Carnegie Mellon University alumnus and trustee Dr. Edward Frank, who led the development of four generations of Macintosh computers, has been elected to the National Academy of Engineering, one of the highest professional distinctions an engineer can receive.

Frank earned his Ph.D. from the School of Computer Science in 1985 and has been a member of CMU's Board of Trustees since 2000. He was elected to the NAE for his "contributions to the development and commercialization of wireless networking products."

Currently, CEO of Brilliant Lime Inc., Frank has held leadership positions in several Bay Area technology companies, including Apple, Broadcom and his own startup, Cloud Parity Inc., which has developed an innovative social mobile platform for dramatically improved consumer engagement.

"Carnegie Mellon benefits from some of the finest minds in the nation — on our faculty and among our students, to be sure, but just as important, on our board of trustees, as illustrated by this national recognition for Dr.
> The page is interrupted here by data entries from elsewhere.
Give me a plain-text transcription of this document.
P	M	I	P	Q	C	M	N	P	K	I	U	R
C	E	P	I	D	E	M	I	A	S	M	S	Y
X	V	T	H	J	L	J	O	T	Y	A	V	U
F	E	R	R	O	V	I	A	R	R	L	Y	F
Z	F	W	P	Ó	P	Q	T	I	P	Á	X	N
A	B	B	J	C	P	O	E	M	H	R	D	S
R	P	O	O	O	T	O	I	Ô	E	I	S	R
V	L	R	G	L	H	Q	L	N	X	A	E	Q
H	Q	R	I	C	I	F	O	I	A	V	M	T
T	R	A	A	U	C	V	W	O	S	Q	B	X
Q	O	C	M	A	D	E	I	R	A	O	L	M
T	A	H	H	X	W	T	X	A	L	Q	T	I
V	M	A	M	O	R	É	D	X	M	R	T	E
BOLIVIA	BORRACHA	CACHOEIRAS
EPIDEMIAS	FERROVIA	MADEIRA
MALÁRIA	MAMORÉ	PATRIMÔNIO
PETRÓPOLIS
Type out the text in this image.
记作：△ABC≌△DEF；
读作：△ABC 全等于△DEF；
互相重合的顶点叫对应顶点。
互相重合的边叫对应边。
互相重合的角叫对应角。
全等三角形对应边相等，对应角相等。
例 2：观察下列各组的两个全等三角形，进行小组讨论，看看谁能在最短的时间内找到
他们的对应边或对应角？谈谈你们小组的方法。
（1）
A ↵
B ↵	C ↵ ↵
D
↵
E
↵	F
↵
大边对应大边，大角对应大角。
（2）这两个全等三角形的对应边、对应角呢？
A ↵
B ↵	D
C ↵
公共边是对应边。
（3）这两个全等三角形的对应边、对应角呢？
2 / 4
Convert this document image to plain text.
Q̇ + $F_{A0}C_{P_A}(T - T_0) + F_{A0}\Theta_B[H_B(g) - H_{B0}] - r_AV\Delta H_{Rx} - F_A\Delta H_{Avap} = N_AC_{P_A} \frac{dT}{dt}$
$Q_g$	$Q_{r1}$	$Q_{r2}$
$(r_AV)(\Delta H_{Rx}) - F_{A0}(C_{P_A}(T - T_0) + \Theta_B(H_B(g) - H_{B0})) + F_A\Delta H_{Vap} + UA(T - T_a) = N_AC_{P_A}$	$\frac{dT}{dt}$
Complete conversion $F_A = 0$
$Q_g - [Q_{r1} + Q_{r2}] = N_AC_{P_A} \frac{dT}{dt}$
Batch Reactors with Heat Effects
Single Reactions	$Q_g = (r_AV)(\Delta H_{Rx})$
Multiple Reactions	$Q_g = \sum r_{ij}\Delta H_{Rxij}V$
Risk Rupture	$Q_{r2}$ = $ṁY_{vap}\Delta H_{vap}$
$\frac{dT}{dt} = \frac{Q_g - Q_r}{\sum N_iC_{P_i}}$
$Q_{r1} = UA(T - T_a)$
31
Ed Frank," said CMU Interim President Farnam Jahanian. "Ed's distinction in his field allows him to bring an important lens to some of the university's most critical work, even as his provocative insights and deep commitment to CMU make him a leader in our shared stewardship for this great institution."

Frank was vice president of Macintosh Hardware Systems Engineering at Apple from 2009 to 2013, when he pioneered the development of several iterations of laptops and desktop computers.

Before joining Apple, he was corporate vice president of Research and Development at Broadcom, where he co-founded and led the engineering group for Broadcom's Wireless LAN business, one of its largest units. In the late 1980s and early 1990s, Frank was a distinguished engineer at Sun Microsystems, Inc., where he developed Sun's Green Project, the precursor to the Java cross-platform web programming language.

He holds more than 50 patents, serves on the boards of several technology companies and is an adviser to Bay Area venture capital firms and startups.